Relative gene expression in duodenal tissue of 35 d broiler chickens fed different levels of calcium with or without 1-alpha-hydroxycholecalciferol supplementation (D₃ + 1α; D₃, respectively). (A) Calbindin d28k (CALB) (B) Mucin 2 (MUC2) (C) Vitamin D receptor (VDR) (D) Sodium-phosphate cotransporter type II b (NPTIIb). Duodenal tissue was analyzed using qPCR normalized against glyceraldehyde phosphate dehydrogenase (GAPDH; housekeeping gene) expression (n = 5). [General linear models (GLM). *p < 0.05].

Figure 6

Hypothetical model on comparing how dietary vitamin D₃ and 1-α-hydroxycholecalciferol (1α) are converted to water soluble calcitroic acid to be excreted. Black arrows denote vitamin D₃'s pathway to calcitroic acid and orange arrows denote 1α 's pathway. Dashed arrows signify 24-hydroxylation step.

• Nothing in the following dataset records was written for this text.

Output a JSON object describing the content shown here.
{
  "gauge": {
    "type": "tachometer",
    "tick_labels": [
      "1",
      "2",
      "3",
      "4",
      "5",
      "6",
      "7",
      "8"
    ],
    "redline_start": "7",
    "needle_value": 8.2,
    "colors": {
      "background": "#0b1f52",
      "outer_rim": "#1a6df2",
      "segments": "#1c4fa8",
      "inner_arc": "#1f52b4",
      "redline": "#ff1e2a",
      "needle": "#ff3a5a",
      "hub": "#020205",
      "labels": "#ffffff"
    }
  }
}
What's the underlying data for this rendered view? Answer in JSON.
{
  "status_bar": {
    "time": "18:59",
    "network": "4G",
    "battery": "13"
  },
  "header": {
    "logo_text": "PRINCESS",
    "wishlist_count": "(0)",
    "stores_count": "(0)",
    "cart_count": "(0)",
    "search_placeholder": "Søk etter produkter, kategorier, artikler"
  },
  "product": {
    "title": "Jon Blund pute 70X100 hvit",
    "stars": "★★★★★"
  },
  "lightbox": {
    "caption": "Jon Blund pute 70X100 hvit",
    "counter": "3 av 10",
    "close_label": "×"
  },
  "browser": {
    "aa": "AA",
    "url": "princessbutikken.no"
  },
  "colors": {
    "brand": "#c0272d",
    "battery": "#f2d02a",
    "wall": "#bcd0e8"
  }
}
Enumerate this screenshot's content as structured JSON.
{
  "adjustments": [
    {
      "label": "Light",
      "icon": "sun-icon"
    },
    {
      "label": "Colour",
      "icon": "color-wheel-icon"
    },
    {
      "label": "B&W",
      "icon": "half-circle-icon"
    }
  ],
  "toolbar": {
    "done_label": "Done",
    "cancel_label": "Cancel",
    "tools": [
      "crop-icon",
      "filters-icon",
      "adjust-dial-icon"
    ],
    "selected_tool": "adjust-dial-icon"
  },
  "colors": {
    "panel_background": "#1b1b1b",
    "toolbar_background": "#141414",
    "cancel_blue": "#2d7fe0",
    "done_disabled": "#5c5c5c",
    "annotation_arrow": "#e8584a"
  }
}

Multiple arrows between 1,24,25-(OH)₃-D₃and calcitroic acid denote number of conversion steps. 25-OH-D₃ is 25-hydroxycholecalciferol; 24,25-(OH)₃-D₃ is 24,25-dihydroxycholecalciferol; 1,25-(OH)₃-D₃ is 1,25-dihydroxycholecalciferol; and1,24,25-(OH)₃-D₃ is 1,24,25-trihydroxycholecalciferol.

Figure 7

Inverse relationship between duodenal calbindin d28k (CALB) and sodium-phosphate cotransporter type IIb (NPTIIb) in broiler chickens relative to calcium availability. As duodenal calcium concentration increases, then CALB expression decreases and NPTIIb expression increases to potentially maximize phosphate absorption because of the potential excessive calcium binding to phosphorus to form tricalcium phosphate and making phosphorus unavailable.